The right of control includes not only the power to specify the result to be attained, but also the power to control “the means and methods by which the result is to be accomplished.” Id. (quoting Richmond Newspapers, Inc. v. Gill, 224 Va. 92, 98 (1982)). “An employer/employee relationship exists if the party for whom the work is to be done has the power to direct the means and methods by which the other does the work.” Id. (quoting Intermodal Servs., Inc. v. Smith, 234 Va. 596, 601 (1988)). “If the latter is free to adopt such means and methods as he chooses to accomplish the result, he is not an employee but an independent contractor.” Id. (quoting A.I.M. Corp., 225 Va. at 347). “The extent of the reserved right of control may be determined by examining the performance of the parties in the activity under scrutiny.” Id. (quoting Intermodal Servs., Inc., 234 Va. at 601). This Court examines the nature of the work to determine on a case-by-case basis whether the employer possessed the requisite degree of control for the claimant to qualify as an employee. See Purvis v. Porter Cabs, Inc., 38 Va. App. 760, 770 (2002).
We disagree with Dunn’s contention that Cityscape retained the right to exercise sufficient control over the means and methods of Dunn’s work to render Dunn their employee. The evidence reflected that Cityscape did not closely supervise Dunn. As the Commission found, George and Boswell “coordinated the entire project and oversaw [Dunn’s] work, but neither of them dictated the means and methods by which [Dunn] accomplished the tasks assigned to him.” While Dunn’s supervisors checked behind Dunn’s work to ensure it met Cityscape’s standards, Dunn did not require instruction regarding how to complete his job duties.
Moreover, while the evidence suggests that Cityscape supplied Dunn with certain materials necessary to perform his duties, Dunn supplied his own tools. Along with the tools he already owned, Dunn had “no problem going out and buying [more tools]” on his own if necessary. In fact, George could not “think of a tool specifically that we bought [Dunn].” Dunn also held himself out to the public as a business owner performing the same work independently as the work he did for Cityscape. In 2008, Dunn started his business, specializing in cabinet and hardware installation, woodworking, and trim, which is the same work he was asked to perform at Cityscape’s Lynchburg job site and on other previous Cityscape jobs. Dunn’s business had a tax identification number, workers’ compensation insurance, a business license, business cards, and an online presence. Dunn’s vehicle was also licensed and insured under his business. At no point did Cityscape restrict Dunn (or his business) from working on other jobs outside the Lynchburg job site. There were also other subcontractors at Cityscape’s Lynchburg job site, including Home Servicing Construction, which Cityscape hired to perform many of the same duties that Dunn was hired to perform.
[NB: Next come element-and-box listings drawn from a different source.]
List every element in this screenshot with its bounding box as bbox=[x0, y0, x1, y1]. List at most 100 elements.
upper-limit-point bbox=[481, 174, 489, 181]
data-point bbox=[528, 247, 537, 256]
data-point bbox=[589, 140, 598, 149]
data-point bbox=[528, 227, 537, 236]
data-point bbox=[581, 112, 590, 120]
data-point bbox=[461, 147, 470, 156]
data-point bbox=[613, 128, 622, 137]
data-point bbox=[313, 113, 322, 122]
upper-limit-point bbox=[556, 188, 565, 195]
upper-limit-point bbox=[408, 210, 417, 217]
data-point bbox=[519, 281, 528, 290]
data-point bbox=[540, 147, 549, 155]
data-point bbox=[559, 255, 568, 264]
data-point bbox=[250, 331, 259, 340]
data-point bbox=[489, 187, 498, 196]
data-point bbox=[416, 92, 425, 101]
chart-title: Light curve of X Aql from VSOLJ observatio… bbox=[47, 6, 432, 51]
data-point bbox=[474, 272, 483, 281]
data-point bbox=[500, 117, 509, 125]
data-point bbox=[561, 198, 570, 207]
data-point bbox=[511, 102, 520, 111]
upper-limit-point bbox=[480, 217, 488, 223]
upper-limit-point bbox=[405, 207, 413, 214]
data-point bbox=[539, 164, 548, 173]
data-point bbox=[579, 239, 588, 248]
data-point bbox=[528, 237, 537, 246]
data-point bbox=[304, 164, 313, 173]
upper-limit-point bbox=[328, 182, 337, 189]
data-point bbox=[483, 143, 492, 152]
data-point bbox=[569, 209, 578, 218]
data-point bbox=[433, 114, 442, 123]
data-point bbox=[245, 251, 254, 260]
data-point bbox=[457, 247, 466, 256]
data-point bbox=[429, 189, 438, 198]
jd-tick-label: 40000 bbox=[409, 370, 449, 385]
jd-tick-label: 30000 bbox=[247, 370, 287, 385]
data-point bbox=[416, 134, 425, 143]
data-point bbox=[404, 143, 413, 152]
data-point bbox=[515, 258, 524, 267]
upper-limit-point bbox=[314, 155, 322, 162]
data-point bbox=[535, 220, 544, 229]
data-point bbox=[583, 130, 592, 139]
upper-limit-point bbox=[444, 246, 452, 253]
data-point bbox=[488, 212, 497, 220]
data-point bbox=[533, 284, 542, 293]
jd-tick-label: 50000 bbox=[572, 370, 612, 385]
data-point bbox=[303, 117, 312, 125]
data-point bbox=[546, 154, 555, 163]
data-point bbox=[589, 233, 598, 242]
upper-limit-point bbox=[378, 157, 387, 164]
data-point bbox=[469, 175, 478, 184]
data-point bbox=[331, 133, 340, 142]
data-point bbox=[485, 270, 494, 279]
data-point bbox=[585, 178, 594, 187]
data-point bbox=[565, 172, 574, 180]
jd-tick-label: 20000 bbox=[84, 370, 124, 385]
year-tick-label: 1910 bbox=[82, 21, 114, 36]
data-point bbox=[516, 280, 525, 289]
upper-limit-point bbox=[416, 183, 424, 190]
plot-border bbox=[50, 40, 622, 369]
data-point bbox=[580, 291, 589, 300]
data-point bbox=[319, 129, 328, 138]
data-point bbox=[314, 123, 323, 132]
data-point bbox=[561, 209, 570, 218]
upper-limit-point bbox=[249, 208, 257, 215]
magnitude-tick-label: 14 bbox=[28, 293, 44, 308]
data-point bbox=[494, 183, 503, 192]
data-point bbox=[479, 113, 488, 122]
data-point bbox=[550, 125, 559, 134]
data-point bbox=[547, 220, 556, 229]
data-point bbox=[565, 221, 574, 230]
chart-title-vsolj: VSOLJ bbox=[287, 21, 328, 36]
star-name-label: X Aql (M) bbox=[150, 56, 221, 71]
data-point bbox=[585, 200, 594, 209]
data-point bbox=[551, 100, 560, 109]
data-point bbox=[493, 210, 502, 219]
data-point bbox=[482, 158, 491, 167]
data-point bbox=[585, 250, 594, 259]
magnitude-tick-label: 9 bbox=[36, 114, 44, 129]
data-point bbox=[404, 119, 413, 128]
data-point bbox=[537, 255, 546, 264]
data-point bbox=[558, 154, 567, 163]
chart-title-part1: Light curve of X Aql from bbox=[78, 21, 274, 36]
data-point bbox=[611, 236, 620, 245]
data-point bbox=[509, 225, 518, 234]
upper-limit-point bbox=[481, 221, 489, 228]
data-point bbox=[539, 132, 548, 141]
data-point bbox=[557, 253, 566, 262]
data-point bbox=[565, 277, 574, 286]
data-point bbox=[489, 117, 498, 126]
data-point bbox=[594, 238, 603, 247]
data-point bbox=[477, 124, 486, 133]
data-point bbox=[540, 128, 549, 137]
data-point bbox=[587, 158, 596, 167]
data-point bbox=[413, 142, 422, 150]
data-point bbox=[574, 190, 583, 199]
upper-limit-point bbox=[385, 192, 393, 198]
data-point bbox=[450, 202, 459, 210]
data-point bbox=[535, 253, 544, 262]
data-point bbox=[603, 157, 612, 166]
Dunn cites several factors in support of his argument that he was an employee, including that he was paid an hourly wage, that Boswell dictated when he worked, and that he had to submit his hours to Boswell to get paid. Notwithstanding Dunn’s arguments, we find that the Commission properly weighed the totality of the evidence and correctly found that the evidence was sufficient to support a finding that Cityscape did not retain the right to control the method and means of the work Dunn performed. Thus, we hold that the Commission did not err in finding that Dunn was an independent contractor.
Dunn v. Cityscape LLC, et al., Record No. 0358-22-3, Feb. 7, 2023, 2022. CAV unpublished opinion (Athey). From the Virginia Workers’ Compensation Comm’n. Hannah Bowie for appellant. Richard D. Lucas for appellees. VLW 023-7-073, 6 pp.